74. Cannes Sinema Festivali’nin galaları sürüyor ve her galada birbirinden ünlü yıldızlar kırmızı halıda uzunluk gösteriyor. Dün “De Son Vivant” isimli sinemanın galasını izleyenler, 10 dakika içinde Fransız sinemasının üç kıymetli yıldızının art geriye kırmızı halıda uzunluk gösterdiğine şahit oldular. Açıkçası tesadüf yapıtı Cannes’ın Youtube kanalını izlerken bu tarihi anlara şahit olmak benim için de heyecan verici bir tecrübeydi.
Sırasıyla evvel günümüz Fransız sinemasının en değerli bayan yıldızı Marion Cotillard, birkaç dakika sonra 80’li ve 90’lı yılların unutulmaz yıldızı Isabelle Adjani ve nihayet 60’lı yıllardan bu yana Fransız sinemasının en büyük yıldızlarından Catherine Deneuve kırmızı halıda basın mensuplarının ve kameraların önünden yürüyerek geçerken enteresan müşahedeler de yapıldı elbette.

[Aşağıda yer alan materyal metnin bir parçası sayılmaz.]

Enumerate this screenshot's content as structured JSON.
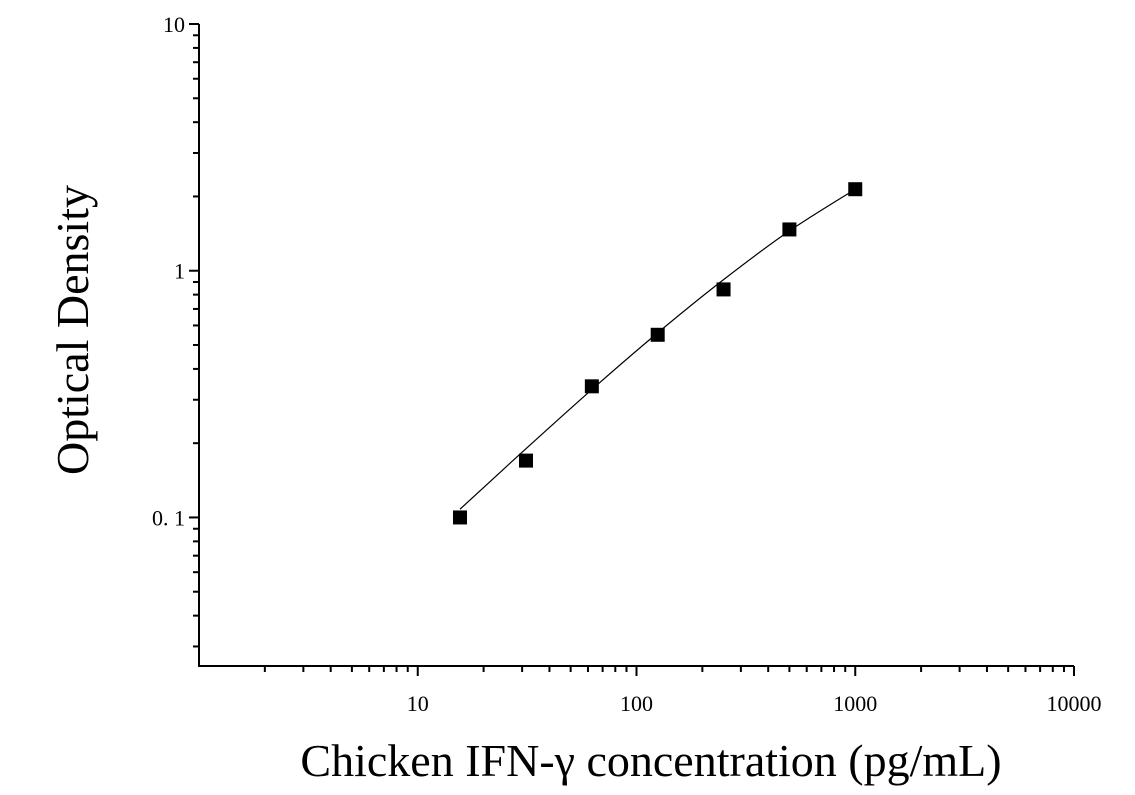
{
  "chart_data": {
    "type": "scatter",
    "title": "",
    "xlabel": "Chicken IFN-γ concentration (pg/mL)",
    "ylabel": "Optical Density",
    "xscale": "log",
    "yscale": "log",
    "xlim": [
      1,
      10000
    ],
    "ylim": [
      0.025,
      10
    ],
    "x_ticks": [
      {
        "value": 10,
        "label": "10"
      },
      {
        "value": 100,
        "label": "100"
      },
      {
        "value": 1000,
        "label": "1000"
      },
      {
        "value": 10000,
        "label": "10000"
      }
    ],
    "y_ticks": [
      {
        "value": 0.1,
        "label": "0. 1"
      },
      {
        "value": 1,
        "label": "1"
      },
      {
        "value": 10,
        "label": "10"
      }
    ],
    "grid": false,
    "legend": "none",
    "series": [
      {
        "marker": "square",
        "color": "#000000",
        "x": [
          15.6,
          31.25,
          62.5,
          125,
          250,
          500,
          1000
        ],
        "y": [
          0.1,
          0.17,
          0.34,
          0.55,
          0.84,
          1.47,
          2.14
        ]
      }
    ],
    "fit_curve": {
      "color": "#000000",
      "x": [
        15.6,
        31.25,
        62.5,
        125,
        250,
        500,
        1000
      ],
      "y": [
        0.108,
        0.19,
        0.33,
        0.56,
        0.92,
        1.45,
        2.14
      ]
    }
  }
}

Her şeyden evvel Marion Cotillard alışılageldiği üzere başrolünde oynadığı bir sinema için değil, yapımcılığını üstlendiği ve Cannes’da görücüye çıkan “Bigger Than Us” isimli sinema için çıkmıştı kırmızı halıya ve bu yüzden olsa gerek sinema takımının tam merkezinde değil sol başında, en kenarda duruyordu. Cotillard üzere Oscar ödüllü büyük bir milletlerarası yıldızın bu mütevazı imajı çok kıymetliydi elbette ve her ne kadar basının isteklerini kıramayıp her seferinde solo olarak poz verse de sonrasında süratli adımlarla gelip takımın kenarındaki yerini alıyordu. Egoların stratosfere yükseldiği böylesi bir ortamda kenarda durmak hiç de rahatsız ediyor üzere değildi onu ve hatta global ısınmayı mevzu alan sinemanın direktör Flore Vasseur ve grubun öteki üyelerinin öne çıkmasından memnudu.
“Bigger Than Us” grubu salona girdikten yalnızca dakikalar sonra yeni bir heyecan dalgası yayıldı kırmızı halıda. Isabelle Adjani gelmişti! Açıkçası 80’li ve 90’lı yıllarda birçok harikulade sinemada izlediğim ve hoşluğuna kötü halde hayran olduğum bu süper bayanı en son ne vakit perdede izlediğimi hatırlamıyorum. Bir müddettir yıldızının eskisi üzere parlamadığı çok açık. İşin trajik yanı, Adjani de bu durumun farkında olmalı ki kırmızı halıyı süratli adımlarla geçti, Cannes TV kanalına hiç prestij etmedi, mikrofonlara konuşmadı, poz vermesi gerektiğinde kendi etrafında dönerek, fotoğrafçılara pek hakikat dürüst kare lamlarına da müsade etmeden, asık bir hızla yaptı işini. Kendi jenerasyonunun öteki yıldızları, örneğin Isabelle Huppert hala etkin bir halde çalışır ve övgü üzerine övgü, ödül üzerine ödül alırken Adjani’nin bu kadar ‘dışarıda’ kalması onun bu kırgın ve öfkeli halinin bir açıklaması olabilir mi? Meraklısı için çabucak açıklayalım; Isabelle Adjani kırmızı halıda başrolünü oynadığı “Soeurs” sinemasının direktörü Yamina Benguigui ile birlikte yürüdü.
Ve çabucak Adjani’nin akabinde bu defa diğer bir yıldız isim, hem de Fransız sineması denince akla birinci gelen bayan yıldız olan Catherine Deneuve çıktı kırmızı halıya. Böylelikle 10 dakika içinde Fransız sinemasının bir re3sm-i geçidini izlemiş olduk bu tarihi akşamda. Deneuve son derece rahat, kendinden emin bir biçimde geldi, evvel Cannes Tv için röportajını verdi ve sonra başrollerinden birini üstlendiği “De Son Vivant” isimli sinemanın grubu içindeki yerini aldı (tam ortadaydı elbette). Bir yanında sinemanın öteki başrol oyuncuları Benoit Magimel ve Cecile De France, öteki yanındaysa sinemanın direktörü Emmanuelle Bercot ve tekrar oyunculardan Melissa George vardı. Kısacası, enteresan bir 10 dakikaydı.